RSA NetWitness Endpoint

The RSA NetWitness Platform – Endpoint Playbook app enables automated investigation and response actions on hosts with the RSA NetWitness Endpoint API. As part of a Case or Investigation, use this app to get important host details, snapshots, files, alerts, and more. When combined with the existing apps for NetWitness Respond and Events, ThreatConnect Workflow and Playbooks can now drive comprehensive investigations across Network, Log, and Endpoint data in the RSA NetWitness Platform. The following actions are available from within the app:

• Get Host – Retrieves a list of host data, including the Agent Id values required for some Endpoint API calls.

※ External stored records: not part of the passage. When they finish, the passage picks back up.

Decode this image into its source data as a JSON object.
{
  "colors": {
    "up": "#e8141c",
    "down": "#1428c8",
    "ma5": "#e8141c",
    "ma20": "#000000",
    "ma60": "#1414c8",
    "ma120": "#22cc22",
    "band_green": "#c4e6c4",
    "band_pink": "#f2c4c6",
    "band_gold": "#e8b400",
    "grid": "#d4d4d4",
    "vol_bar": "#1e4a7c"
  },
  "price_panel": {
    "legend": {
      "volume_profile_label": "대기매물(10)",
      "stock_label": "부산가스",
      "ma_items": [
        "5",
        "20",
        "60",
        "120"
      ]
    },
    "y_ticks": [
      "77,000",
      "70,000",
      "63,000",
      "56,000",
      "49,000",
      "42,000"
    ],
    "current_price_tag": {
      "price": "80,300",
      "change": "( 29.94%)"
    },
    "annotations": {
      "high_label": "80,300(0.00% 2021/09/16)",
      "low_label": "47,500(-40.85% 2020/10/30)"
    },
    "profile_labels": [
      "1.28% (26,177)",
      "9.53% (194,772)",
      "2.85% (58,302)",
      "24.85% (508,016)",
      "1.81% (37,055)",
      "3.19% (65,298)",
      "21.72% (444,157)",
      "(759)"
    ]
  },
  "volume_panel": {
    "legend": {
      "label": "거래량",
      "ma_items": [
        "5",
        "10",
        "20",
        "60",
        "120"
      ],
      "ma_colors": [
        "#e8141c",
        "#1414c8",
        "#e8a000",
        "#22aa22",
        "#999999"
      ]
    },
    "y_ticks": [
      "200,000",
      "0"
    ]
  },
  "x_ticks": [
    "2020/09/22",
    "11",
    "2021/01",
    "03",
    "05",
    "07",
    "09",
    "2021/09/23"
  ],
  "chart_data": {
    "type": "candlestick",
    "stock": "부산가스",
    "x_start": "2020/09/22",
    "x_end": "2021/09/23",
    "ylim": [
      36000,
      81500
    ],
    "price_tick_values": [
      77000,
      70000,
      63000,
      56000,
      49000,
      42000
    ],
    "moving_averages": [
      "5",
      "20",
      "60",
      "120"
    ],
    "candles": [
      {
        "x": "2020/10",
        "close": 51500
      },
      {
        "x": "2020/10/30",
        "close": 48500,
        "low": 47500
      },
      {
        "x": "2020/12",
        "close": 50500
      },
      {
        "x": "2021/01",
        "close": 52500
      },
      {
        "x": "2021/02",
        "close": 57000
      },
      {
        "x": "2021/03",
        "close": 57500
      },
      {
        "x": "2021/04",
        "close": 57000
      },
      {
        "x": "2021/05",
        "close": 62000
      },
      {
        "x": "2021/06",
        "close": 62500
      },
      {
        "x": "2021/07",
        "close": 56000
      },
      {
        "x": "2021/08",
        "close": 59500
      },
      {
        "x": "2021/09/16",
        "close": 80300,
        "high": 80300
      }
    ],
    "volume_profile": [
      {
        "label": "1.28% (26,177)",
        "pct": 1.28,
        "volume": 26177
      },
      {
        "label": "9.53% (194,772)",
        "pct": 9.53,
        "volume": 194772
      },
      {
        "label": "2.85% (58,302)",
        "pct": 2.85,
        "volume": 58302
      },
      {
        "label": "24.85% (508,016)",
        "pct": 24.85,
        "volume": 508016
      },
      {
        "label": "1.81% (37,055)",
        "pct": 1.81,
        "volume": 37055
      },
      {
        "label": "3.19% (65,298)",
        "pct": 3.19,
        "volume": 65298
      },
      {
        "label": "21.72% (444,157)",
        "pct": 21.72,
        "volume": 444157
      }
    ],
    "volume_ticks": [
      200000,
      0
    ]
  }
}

Because the network interface data contains nested information, the special variable #rsa.nw.hosts.network_interfaces.json contains the JSON encoded data for each host which may be passed through an iterator to the Parse Network Interface action to decode a network interface.
• List Snapshots for Host – Lists the snapshots available to a specific Agent Id for a given Service Id. The output #rsa.nw.snapshot_list may contain duplicate snapshot identifiers.
• Get Files – Retrieves a list of files for which alerts have been generated for. The result #rsa.nw.files.checksum_md5 is an array of checksum values that can be used to retrieve specific alerts with the Get Alerts By File API call. Because some of the file data may contain nested array values, the special array #rsa.nw.files.json can be used in conjunction with an iterator and the Parse File action to decode more details about a specific file.
• Get Alerts by Host – Retrieves a summary of alerts generated for a specific Agent Id running on a host.
• Get Alerts by File – Retrieves a summary of alerts generated by a file with a given checksum value.
• Parse File – Parses one record of file JSON encoded data, such as would be output by an iterator of #rsa.nw.files.json into file specific fields. No logon information is required for NetWitness to parse the record.
• Parse Network Interfaces – Parses one record of file JSON encoded data, such as would be output by an iterator of #rsa.nw.hosts.network_interfaces.json into file specific fields. No logon information is required for NetWitness to parse the record.
• Parse Snapshot – Parses one record of file JSON encoded data, such as would be output by an iterator of #rsa.nw.snapshots.json into file specific fields. No logon information is required for NetWitness to parse the record.

This listing can be found in the ThreatConnect App Catalog under the name RSA NetWitness Platform – Endpoint.